Félix Tshisekedi va-t-il franchir sa ligne rouge : l’Angola annonce des négociations directes entre Kinshasa et le M23

Kinshasa, le 12 mars 2025 – Dans un communiqué publié mardi 11 mars au soir, la présidence angolaise a bouleversé la donne dans le conflit qui ravage l’est de la République Démocratique du Congo (RDC). En sa qualité de médiateur désigné par l’Union africaine, l’Angola a annoncé la mise en place imminente de « négociations directes » entre le gouvernement de Kinshasa et le mouvement rebelle M23, avec pour objectif une « paix définitive ». Cette initiative, qui doit se concrétiser dans les prochains jours à Luanda, marque un virage inattendu alors que Félix Tshisekedi a toujours catégoriquement refusé de dialoguer avec ce groupe armé, qu’il qualifie de « terroriste » et d’instrument du Rwanda.
« La partie angolaise, en tant que médiatrice dans le conflit qui affecte l’est de la RDC, prendra des contacts avec le M23 afin que les délégations de la RDC et du M23 puissent mener des négociations directes qui se tiendront à Luanda dans les prochains jours », précise le communiqué angolais, publié à l’issue d’une rencontre entre le président João Lourenço et son homologue congolais, Félix Tshisekedi.
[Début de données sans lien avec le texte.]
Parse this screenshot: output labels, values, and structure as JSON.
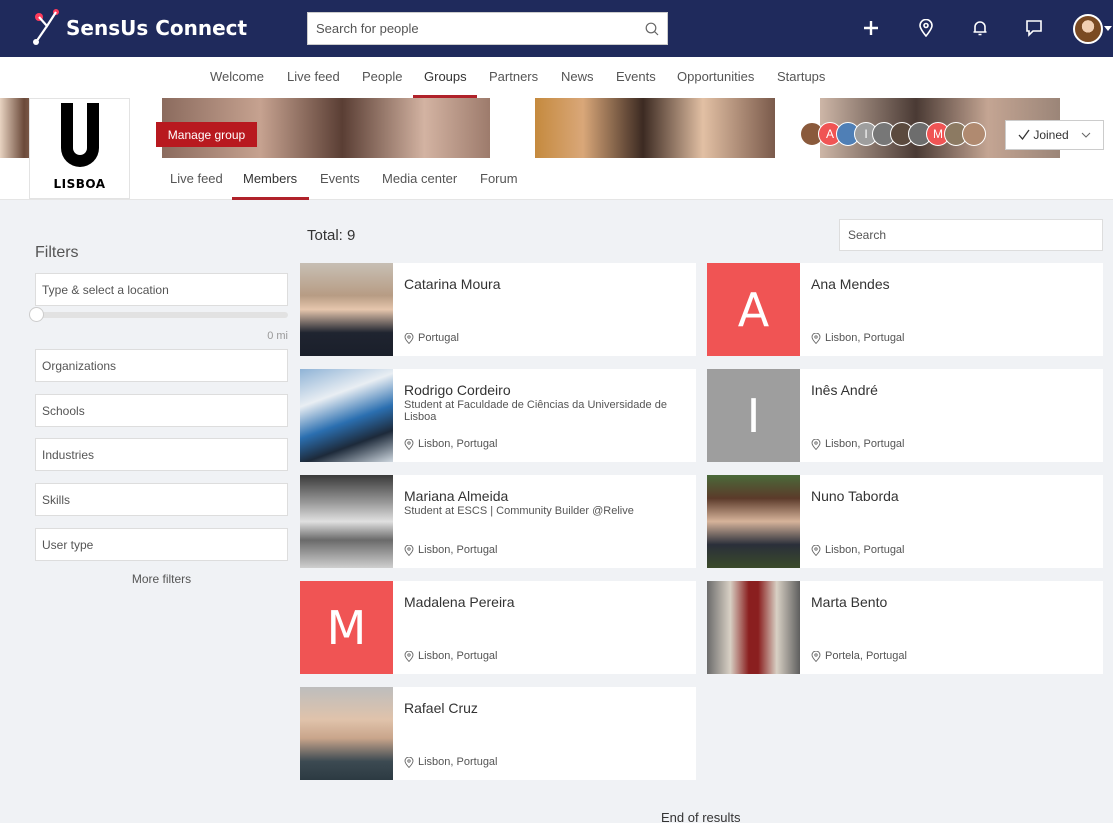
{
  "app": {
    "name": "SensUs Connect"
  },
  "topbar": {
    "search_placeholder": "Search for people",
    "icons": [
      "plus-icon",
      "location-pin-icon",
      "bell-icon",
      "chat-icon",
      "profile-avatar"
    ]
  },
  "nav": {
    "items": [
      "Welcome",
      "Live feed",
      "People",
      "Groups",
      "Partners",
      "News",
      "Events",
      "Opportunities",
      "Startups"
    ],
    "active": "Groups"
  },
  "group": {
    "logo_text": "LISBOA",
    "manage_label": "Manage group",
    "joined_label": "Joined",
    "member_avatar_letters": [
      "A",
      "I",
      "M"
    ],
    "tabs": [
      "Live feed",
      "Members",
      "Events",
      "Media center",
      "Forum"
    ],
    "active_tab": "Members"
  },
  "filters": {
    "title": "Filters",
    "location_placeholder": "Type & select a location",
    "distance_value": "0 mi",
    "fields": [
      "Organizations",
      "Schools",
      "Industries",
      "Skills",
      "User type"
    ],
    "more_label": "More filters"
  },
  "results": {
    "total_label": "Total: 9",
    "search_placeholder": "Search",
    "members": [
      {
        "name": "Catarina Moura",
        "headline": "",
        "location": "Portugal",
        "avatar": "photo"
      },
      {
        "name": "Ana Mendes",
        "headline": "",
        "location": "Lisbon, Portugal",
        "avatar": "A",
        "color": "#f05454"
      },
      {
        "name": "Rodrigo Cordeiro",
        "headline": "Student at Faculdade de Ciências da Universidade de Lisboa",
        "location": "Lisbon, Portugal",
        "avatar": "photo"
      },
      {
        "name": "Inês André",
        "headline": "",
        "location": "Lisbon, Portugal",
        "avatar": "I",
        "color": "#9e9e9e"
      },
      {
        "name": "Mariana Almeida",
        "headline": "Student at ESCS | Community Builder @Relive",
        "location": "Lisbon, Portugal",
        "avatar": "photo"
      },
      {
        "name": "Nuno Taborda",
        "headline": "",
        "location": "Lisbon, Portugal",
        "avatar": "photo"
      },
      {
        "name": "Madalena Pereira",
        "headline": "",
        "location": "Lisbon, Portugal",
        "avatar": "M",
        "color": "#f05454"
      },
      {
        "name": "Marta Bento",
        "headline": "",
        "location": "Portela, Portugal",
        "avatar": "photo"
      },
      {
        "name": "Rafael Cruz",
        "headline": "",
        "location": "Lisbon, Portugal",
        "avatar": "photo"
      }
    ],
    "end_label": "End of results"
  },
  "colors": {
    "topbar": "#1f2a5c",
    "accent": "#b0222a",
    "manage_button": "#b8191f",
    "letter_avatar_red": "#f05454",
    "letter_avatar_gray": "#9e9e9e"
  }
}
Cette déclaration intervient dans un contexte de crise humanitaire sans précédent, avec plus de 7 millions de déplacés internes, et alors que le M23, fort de ses récentes conquêtes dans le Nord-Kivu et le Sud-Kivu, accentue la pression sur le gouvernement congolais.
Depuis son arrivée au pouvoir, Félix Tshisekedi a fait de l’intransigeance face au M23 un pilier de sa politique sécuritaire, privilégiant une réponse militaire soutenue par la MONUSCO et des forces régionales comme la SADC. Kinshasa a systématiquement rejeté toute idée de pourparlers directs, pointant du doigt le Rwanda comme le véritable instigateur du conflit. Des rapports d’experts de l’ONU ont d’ailleurs corroboré ces accusations, estimant que 3 000 à 4 000 soldats rwandais appuient les rebelles. Pourtant, la proposition angolaise semble indiquer un infléchissement, au moins tactique, de cette position.
La réaction officielle de Kinshasa reste prudente. Tina Salama, porte-parole du président Tshisekedi, a déclaré sur X : « Nous prenons acte des initiatives annoncées par la présidence angolaise et attendons de voir la mise en œuvre de cette démarche. » Aucune mention explicite d’un accord sur des négociations directes avec le M23 n’a été faite, laissant planer le doute sur l’adhésion réelle de Tshisekedi à ce processus.
L’Angola, sous la houlette de João Lourenço, s’impose depuis 2022 comme un acteur clé dans la recherche d’une solution au conflit congolais. Après avoir tenté, sans succès durable, de rapprocher Kinshasa et Kigali – notamment via un cessez-le-feu signé en juillet 2024, vite rompu –, Luanda change de stratégie en intégrant directement le M23 dans les discussions. Ce choix pourrait refléter une prise de conscience : sans impliquer les rebelles, aucun règlement durable ne parait possible. Mais il expose aussi Félix Tshisekedi à un dilemme politique majeur.
Accepter de négocier avec le M23 risque de fragiliser sa crédibilité auprès d’une population excédée par des décennies de violences. « C’est une ligne rouge qu’il ne peut pas franchir sans conséquences », estime Marie Kabila, analyste politique à Goma. À l’inverse, persister dans le refus pourrait compromettre les efforts régionaux et isoler davantage la RDC sur la scène internationale.
Alors que le sommet de la Communauté des États d’Afrique de l’Est (EAC) approche, les prochains jours seront décisifs. La déclaration angolaise place Félix Tshisekedi devant un choix cornélien : franchir sa ligne rouge pour tenter de désamorcer une crise qui échappe à tout contrôle, ou maintenir sa fermeté au risque d’un enlisement militaire et humanitaire. Dans l’est du pays, où Goma reste sous la menace constante du M23, la population attend des réponses concrètes, lassée des promesses et des combats sans fin.